The California native and amateur triathlete, marathon runner and biker, said her favorite sporting event to volunteer for is swimming.

"It's probably, for me, the most exciting sport to watch," Hood said. "There's some intense rivalries between the top countries, and the U.S. has a great team every year."

Hood emphasized though, that she doesn't restrict her cheering for her compatriots.

"Every one of the athletes, regardless of the country they're representing, are fun to cheer for," she said.

During the 2004 Summer Olympics in Athens, Greece, Hood found herself celebrating with the Netherlands swim team after the men's 4X100 relay earned a silver.

"It was just crazy," Hood recalled. "I helped seat one of their family members and the next thing I know they invited me to hang out with them after the event."

The entire team signed a blaze orange hat for Hood, which is one of the highlights of her Olympics experience.

Experience counts

Hood said most people don't know that it's relatively easy to sign up to volunteer at the Olympics.

"From custodial work to security to escorting the athletes from their buses to the event, there's a wide range of opportunities to volunteer," Hood said. "The trick is to get the jobs and hours you want."

Hood, who prefers to work stadium admissions during the swimming events and escort during the opening and closing ceremonies, said that it took a few Games for her to know how to find the right connections.

"You definitely have to know how to network," she said. "In Athens, I met a volunteer who was American but he had Greek heritage. He ended up pulling some strings so a group I was in could work at the closing ceremonies."

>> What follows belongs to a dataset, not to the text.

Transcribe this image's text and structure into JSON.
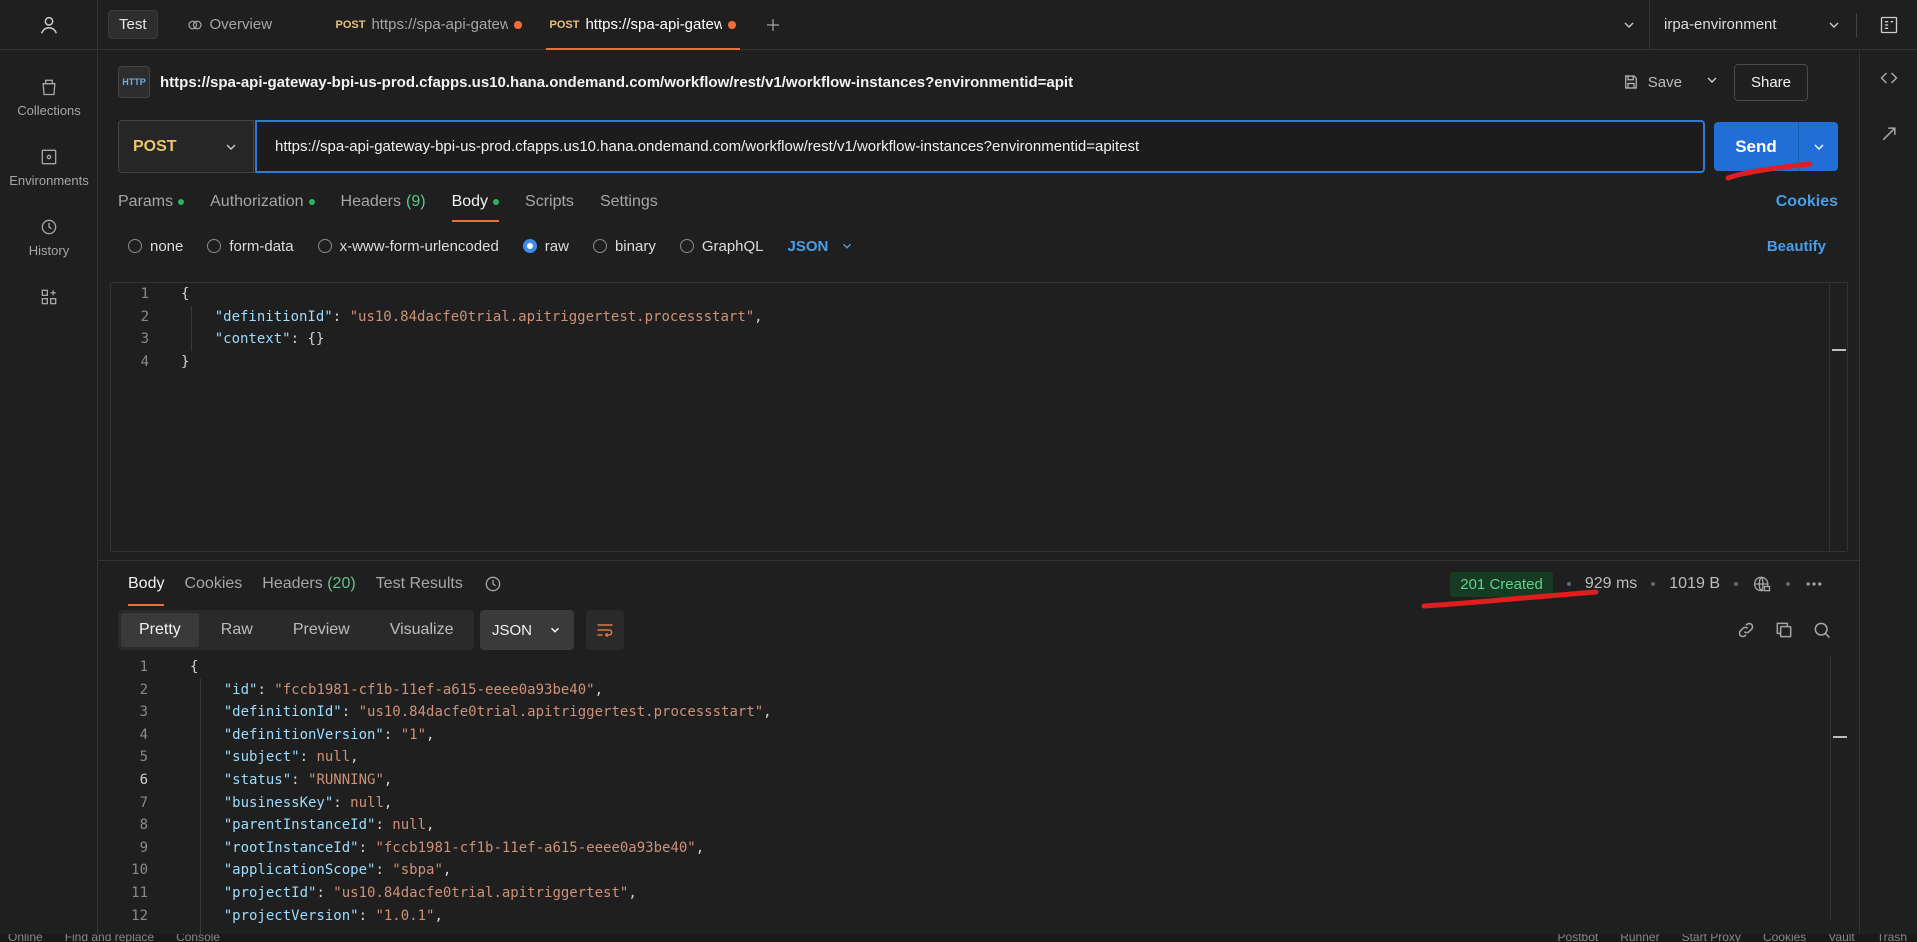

Nearly every Olympic volunteer receives a pass that allows them free lodging and a chance to get into many of the events.

Hood said she usually forgoes the free lodging in favor of her own arrangements at a nearby hotel.

Volunteers do have to pay for their own travel expenses, but Hood, who is a scientist, said she doesn't mind.

"I consider this a once-every-four-years vacation," she said.

Although she's never had trouble finding volunteer opportunities and getting up close encounters with the athletes during the Olympics, Hood said before she departed for China last week that she was a little nervous about the Beijing Games.

"At this point, I haven't received an assignment yet, so, yeah, I'm kind of walking into this one blind," she said. "But I've been to enough of these events that I know who to talk (with) to make it happen. If it doesn't work out I already have plans for a tour of the country, but I think it should work out."

Hood said she loved the Sydney Games and enjoyed her first taste of the Olympics in L.A., but said she has a good feeling about Beijing.

"I think this will be a great stage for the Olympics," she said. "China had a lot of work to do to get ready, so it will be fun to see how it turns out."